これを受けて、エンリコ・フェルミが「ベータ崩壊を4種類の粒子が1点で相互作用する過程とする理論」を構築した。
 ⇒フェルミが上記論文をイギリスの学術雑誌Natureに投稿したが、「推測的過ぎる」という理由により掲載拒否された。(Natureはこの審査について、創刊以来の大きな編集ミスの一つであると認めているそうな)

1932年、物理学者ジェームズ・チャドウィック(イギリス)***が「中性子の存在」を実験で証明する。

1933年、ラザフォードが「原子核の秘めたエネルギーを工業的規模で解放するのは絵空事(moonshine)」と説く。

1934年、フェルミはNatureに拒否された上記論文をイタリアの学術雑誌Nuovo Cimentoとドイツの学術雑誌Zeitschrift für Physikへ投稿し掲載される。

1938年、フェルミが中性子衝撃によって作られる新放射性元素を生成し、熱中性子を発見する。
1938年、シラードがアメリカに移住。
1938年、ウォルター・ヘンリー・ジンがアメリカに帰化。
1938年、フェルミがノーベル物理学賞受賞。授賞式の後にアメリカに移住。
1939年、化学学者オットー・ハーン(ドイツ)****とフリッツ・シュトラスマ(ドイツ)*****が「ウラニウムの核分裂反応の発見」の論文を発表した。ウラン235に中性子を衝突させて分裂させることに成功。

*アーネスト・ラザフォード(ニュージーランド)
21歳の時に学士、22歳で修士の学位を取得、復学をしたり留学したりで23歳と26歳の時にも学士を取得。
博士号を取得したのは30歳の時だった。
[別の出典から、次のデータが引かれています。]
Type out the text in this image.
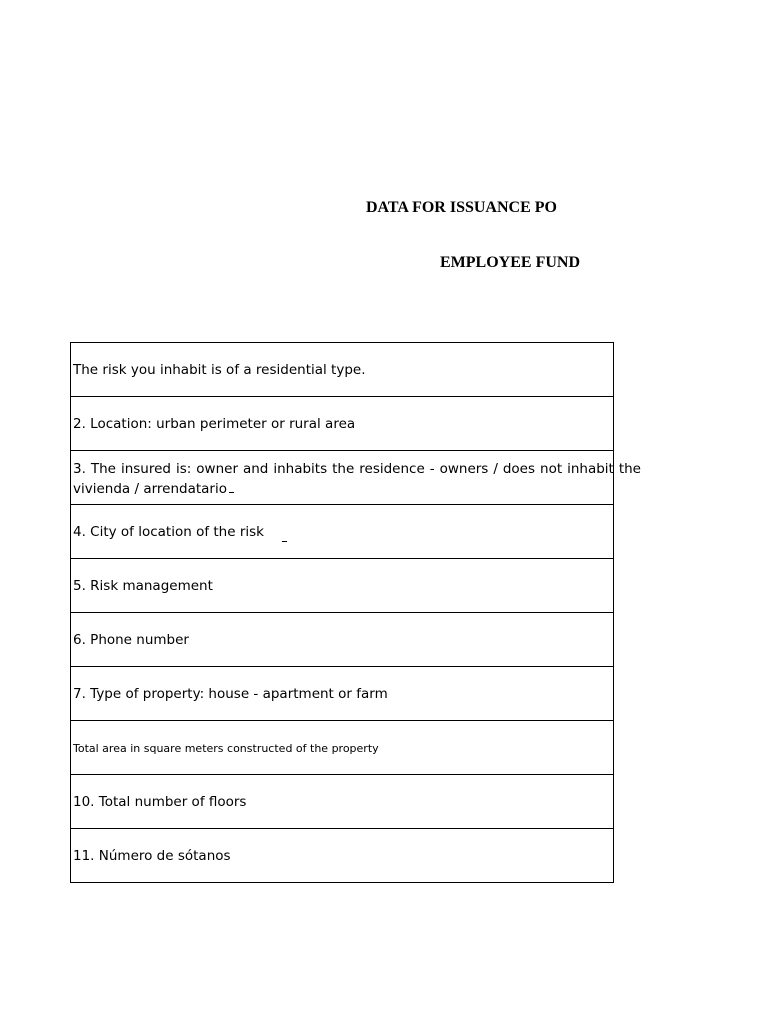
DATA FOR ISSUANCE PO
EMPLOYEE FUND
The risk you inhabit is of a residential type.
2. Location: urban perimeter or rural area
3. The insured is: owner and inhabits the residence - owners / does not inhabit the vivienda / arrendatario
4. City of location of the risk
5. Risk management
6. Phone number
7. Type of property: house - apartment or farm
Total area in square meters constructed of the property
10. Total number of floors
11. Número de sótanos
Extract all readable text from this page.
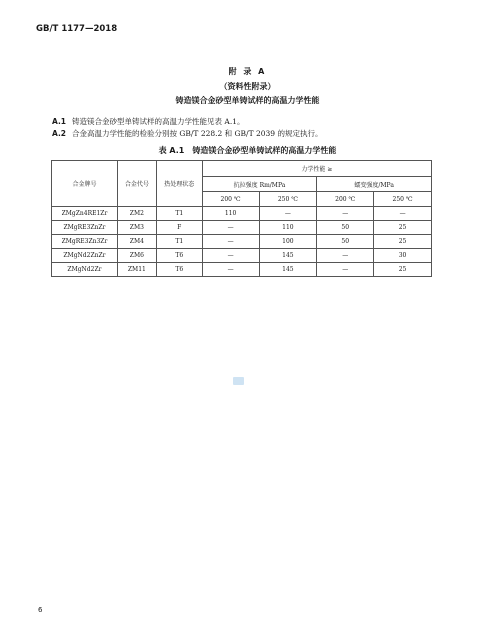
GB/T 1177—2018
附 录 A
（资料性附录）
铸造镁合金砂型单铸试样的高温力学性能
A.1 铸造镁合金砂型单铸试样的高温力学性能见表 A.1。
A.2 合金高温力学性能的检验分别按 GB/T 228.2 和 GB/T 2039 的规定执行。
表 A.1 铸造镁合金砂型单铸试样的高温力学性能
合金牌号	合金代号	热处理状态	力学性能 ≥			
			抗拉强度 Rm/MPa		蠕变强度/MPa	
			200 ℃	250 ℃	200 ℃	250 ℃
ZMgZn4RE1Zr	ZM2	T1	110	—	—	—
ZMgRE3ZnZr	ZM3	F	—	110	50	25
ZMgRE3Zn3Zr	ZM4	T1	—	100	50	25
ZMgNd2ZnZr	ZM6	T6	—	145	—	30
ZMgNd2Zr	ZM11	T6	—	145	—	25
6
「核物理学の父」と呼ばれる人物。
1933年に「原子核の秘めたエネルギーを工業的規模で解放するのは絵空事(moonshine)」と言った人。

**ヴォルフガング・パウリ(オーストリア)
ドイツ・バイエルンのミュンヘン大学で21歳の時に(大学入学3年後)で博士号を取得。

***ジェームズ・チャドウィック(イギリス)
イギリスのケンブリッジ大学のカレッジ(Gonville and Caius College)で30歳の時に博士号取得。
20歳で大学卒業、修士号は1913年22歳の時にビクトリア大学で取得していたが、その後第一次世界大戦が始まった。
彼はラザフォードに師事していて、博士号もラザフォードの下で取得している。

****オットー・ハーン(ドイツ)
ドイツのマールブルク大学で22歳の時に(大学入学4年後)で博士号を取得。

*****フリッツ・シュトラスマ(ドイツ)
ドイツのハノファー大学で27歳の時に(大学入学9年後)博士号を取得。


ウォルター・ヘンリー・ジン
カナダのベルリン出身。
カナダ・クイーズ大学で1927年21歳の時に学士、1930年24歳の時に修士の学位を取得。
同年アメリカのコロンビア大学に入学し物理学を学び博士号取得。

1927年~1928年はクイーンズ大学で、1931年~1932年はコロンビア大学で教鞭をとり、1932年にニューヨーク市立大学の講師になった。
1938年にアメリカに帰化し、コロンビア大学の物理学研究所で働いていた。